Department of Hematology, Aalborg University Hospital, Sdr. Skovvej 15, DK-9000, Aalborg, Denmark.
Department of Clinical Medicine, Aalborg University, Aalborg, Denmark.
BMC Cancer. 2020 Mar 20;20(1):237. doi: 10.1186/s12885-020-6643-8.
Treatment resistance is a major clinical challenge of diffuse large B-cell lymphoma (DLBCL) where approximately 40% of the patients have refractory disease or relapse. Since DLBCL is characterized by great clinical and molecular heterogeneity, the purpose of the present study was to investigate whether miRNAs associated to single drug components of R-CHOP can improve robustness of individual markers and serve as a prognostic classifier.
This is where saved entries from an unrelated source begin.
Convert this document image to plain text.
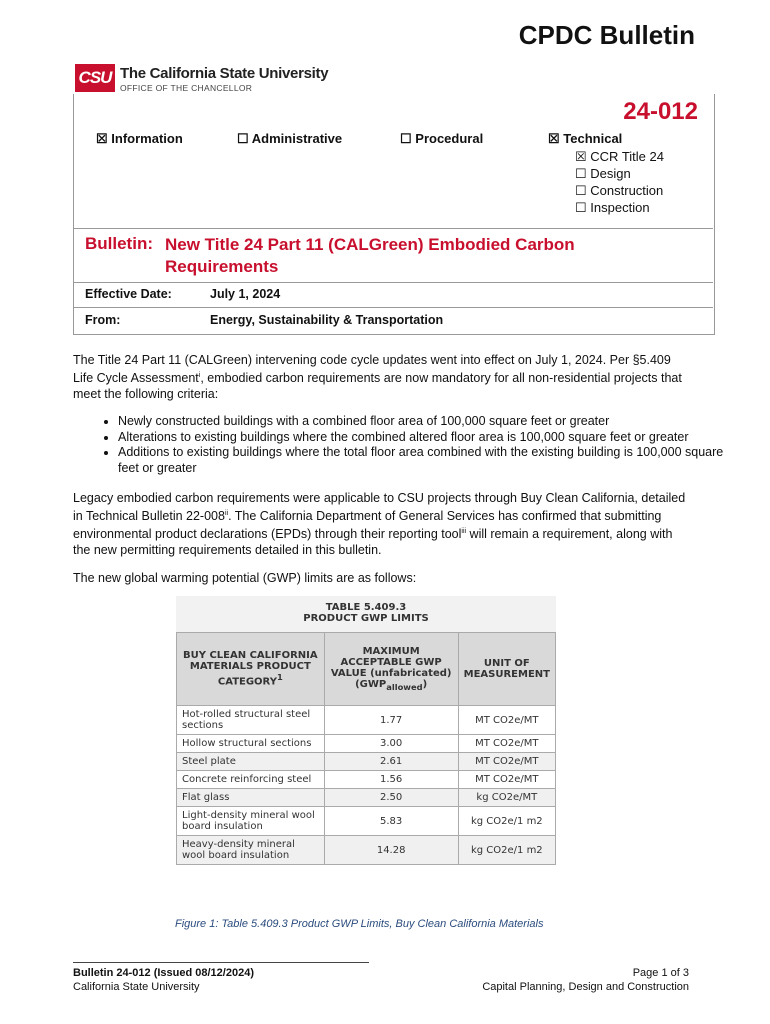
CPDC Bulletin
CSU The California State University
OFFICE OF THE CHANCELLOR
24-012
☒ Information	☐ Administrative	☐ Procedural	☒ Technical
☒ CCR Title 24
☐ Design
☐ Construction
☐ Inspection
Bulletin: New Title 24 Part 11 (CALGreen) Embodied Carbon Requirements
Effective Date:	July 1, 2024
From:	Energy, Sustainability & Transportation
The Title 24 Part 11 (CALGreen) intervening code cycle updates went into effect on July 1, 2024. Per §5.409 Life Cycle Assessment$^i$, embodied carbon requirements are now mandatory for all non-residential projects that meet the following criteria:
• Newly constructed buildings with a combined floor area of 100,000 square feet or greater
• Alterations to existing buildings where the combined altered floor area is 100,000 square feet or greater
• Additions to existing buildings where the total floor area combined with the existing building is 100,000 square feet or greater
Legacy embodied carbon requirements were applicable to CSU projects through Buy Clean California, detailed in Technical Bulletin 22-008$^{ii}$. The California Department of General Services has confirmed that submitting environmental product declarations (EPDs) through their reporting tool$^{iii}$ will remain a requirement, along with the new permitting requirements detailed in this bulletin.
The new global warming potential (GWP) limits are as follows:
TABLE 5.409.3
PRODUCT GWP LIMITS
BUY CLEAN CALIFORNIA MATERIALS PRODUCT CATEGORY$^1$	MAXIMUM ACCEPTABLE GWP VALUE (unfabricated) $(GWP_{allowed})$	UNIT OF MEASUREMENT
Hot-rolled structural steel sections	1.77	MT CO2e/MT
Hollow structural sections	3.00	MT CO2e/MT
Steel plate	2.61	MT CO2e/MT
Concrete reinforcing steel	1.56	MT CO2e/MT
Flat glass	2.50	kg CO2e/MT
Light-density mineral wool board insulation	5.83	kg CO2e/1 m2
Heavy-density mineral wool board insulation	14.28	kg CO2e/1 m2
Figure 1: Table 5.409.3 Product GWP Limits, Buy Clean California Materials
Bulletin 24-012 (Issued 08/12/2024)
California State University
Page 1 of 3
Capital Planning, Design and Construction
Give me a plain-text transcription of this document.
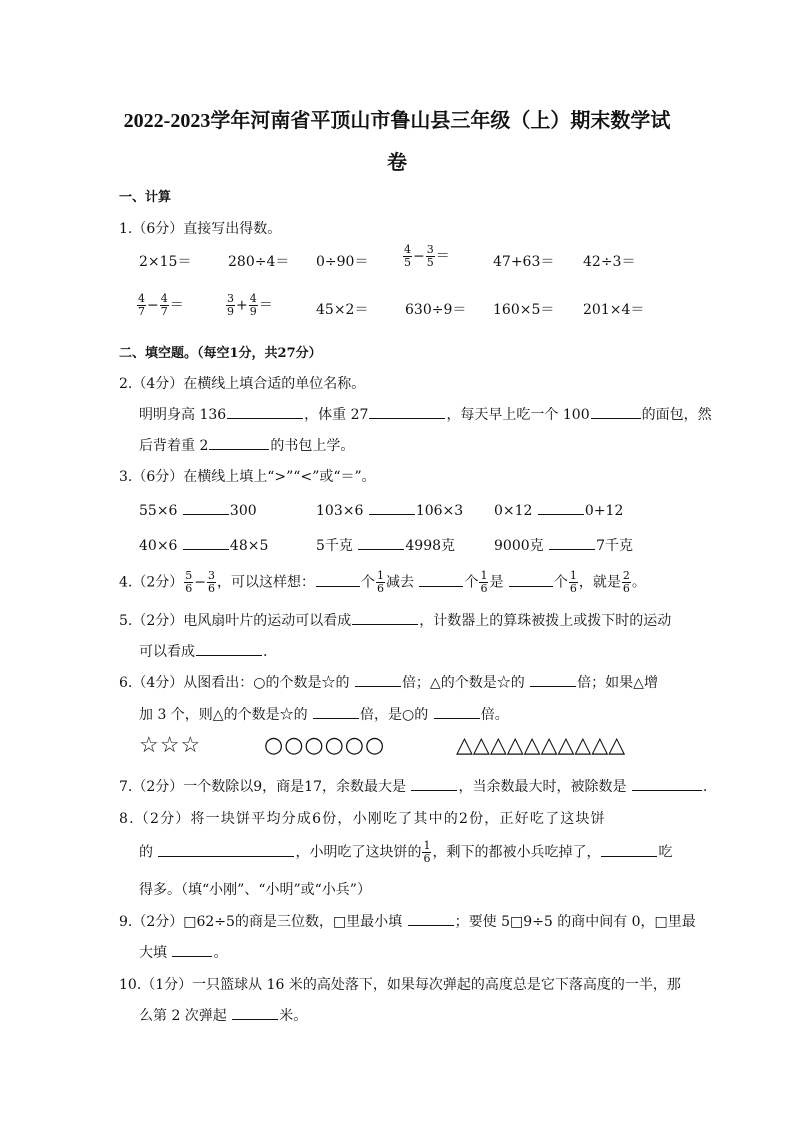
2022-2023学年河南省平顶山市鲁山县三年级（上）期末数学试
卷
一、计算
1.（6分）直接写出得数。
2×15＝	280÷4＝ 0÷90＝	$\frac{4}{5} - \frac{3}{5}$ ＝	47+63＝ 42÷3＝
$\frac{4}{7} - \frac{4}{7}$ ＝	$\frac{3}{9} + \frac{4}{9}$ ＝	45×2＝	630÷9＝ 160×5＝ 201×4＝
二、填空题。（每空1分，共27分）
2.（4分）在横线上填合适的单位名称。
明明身高 136	，体重 27	，每天早上吃一个 100	的面包，然
后背着重 2	的书包上学。
3.（6分）在横线上填上“>”“<”或“＝”。
55×6	300	103×6	106×3 0×12	0+12
40×6	48×5	5千克	4998克	9000克	7千克
4.（2分） $\frac{5}{6} - \frac{3}{6}$ ，可以这样想：	个 $\frac{1}{6}$ 减去	个 $\frac{1}{6}$ 是	个 $\frac{1}{6}$ ，就是 $\frac{2}{6}$ 。
5.（2分）电风扇叶片的运动可以看成	，计数器上的算珠被拨上或拨下时的运动
可以看成	.
6.（4分）从图看出：○的个数是☆的	倍；△的个数是☆的	倍；如果△增
加 3 个，则△的个数是☆的	倍，是○的	倍。
☆☆☆	○○○○○○	△△△△△△△△△△
7.（2分）一个数除以9，商是17，余数最大是	，当余数最大时，被除数是	.
8.（2分）将一块饼平均分成6份，小刚吃了其中的2份，正好吃了这块饼
的	，小明吃了这块饼的 $\frac{1}{6}$ ，剩下的都被小兵吃掉了，	吃
得多。（填“小刚”、“小明”或“小兵”）
9.（2分）□62÷5的商是三位数，□里最小填	；要使 5□9÷5 的商中间有 0，□里最
大填	。
10.（1分）一只篮球从 16 米的高处落下，如果每次弹起的高度总是它下落高度的一半，那
么第 2 次弹起	米。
Fifteen DLBCL cell lines were tested for sensitivity towards single drug compounds of the standard treatment R-CHOP: rituximab (R), cyclophosphamide (C), doxorubicin (H), and vincristine (O). For each drug, cell lines were ranked using the area under the dose-response curve and grouped as either sensitive, intermediate or resistant. Baseline miRNA expression data were obtained for each cell line in untreated condition, and differential miRNA expression analysis between sensitive and resistant cell lines identified 43 miRNAs associated to growth response after exposure towards single drugs of R-CHOP. Using the Affymetrix HG-U133 platform, expression levels of miRNA precursors were assessed in 701 diagnostic DLBCL biopsies, and miRNA-panel classifiers predicting disease progression were build using multiple Cox regression or random survival forest. Classifiers were validated and ranked by repeated cross-validation.
Prognostic accuracies were assessed by Brier Scores and time-varying area under the ROC curves, which revealed better performance of multivariate Cox models compared to random survival forest models. The Cox model including miR-146a, miR-155, miR-21, miR-34a, and miR-23amiR-27amiR-24-2 cluster performed the best and successfully stratified GCB-DLBCL patients into high- and low-risk of disease progression. In addition, combination of the Cox miRNA-panel and IPI substantially increased prognostic performance in GCB classified patients.
As a proof of concept, we found that expression data of drug associated miRNAs display prognostic utility and adding these to IPI improves prognostic stratification of GCB-DLBCL patients treated with R-CHOP.
治疗抵抗是弥漫性大 B 细胞淋巴瘤 (DLBCL) 的主要临床挑战,约 40%的患者患有难治性疾病或复发。由于 DLBCL 具有很大的临床和分子异质性,本研究的目的是研究与 R-CHOP 单一药物成分相关的 miRNAs 是否可以提高单个标志物的稳健性,并作为预后分类器。
对 15 种 DLBCL 细胞系进行了针对标准治疗 R-CHOP(利妥昔单抗 [R]、环磷酰胺 [C]、多柔比星 [H] 和长春新碱 [O])中单一药物化合物的敏感性测试。对于每种药物,均使用剂量反应曲线下的面积对细胞系进行排序,并分为敏感、中间或耐药。在未经处理的情况下,为每个细胞系获得基线 miRNA 表达数据,并对敏感和耐药细胞系之间的差异 miRNA 表达进行分析,鉴定出与 R-CHOP 单一药物暴露后生长反应相关的 43 个 miRNAs。使用 Affymetrix HG-U133 平台,评估了 701 例诊断性 DLBCL 活检中的 miRNA 前体表达水平,并使用多 Cox 回归或随机生存森林构建了预测疾病进展的 miRNA 面板分类器。通过重复交叉验证验证和排序分类器。
通过 Brier 分数和时间变化的 ROC 曲线下面积评估预后准确性,这表明多变量 Cox 模型的性能优于随机生存森林模型。包含 miR-146a、miR-155、miR-21、miR-34a 和 miR-23amiR-27amiR-24-2 簇的 Cox 模型表现最好,并成功将 GCB-DLBCL 患者分为疾病进展高风险和低风险组。此外,Cox miRNA 面板与 IPI 的组合大大提高了 GCB 分类患者的预后分层。
作为概念验证,我们发现与药物相关的 miRNA 的表达数据具有预后作用,并且将这些与 IPI 结合使用可以改善接受 R-CHOP 治疗的 GCB-DLBCL 患者的预后分层。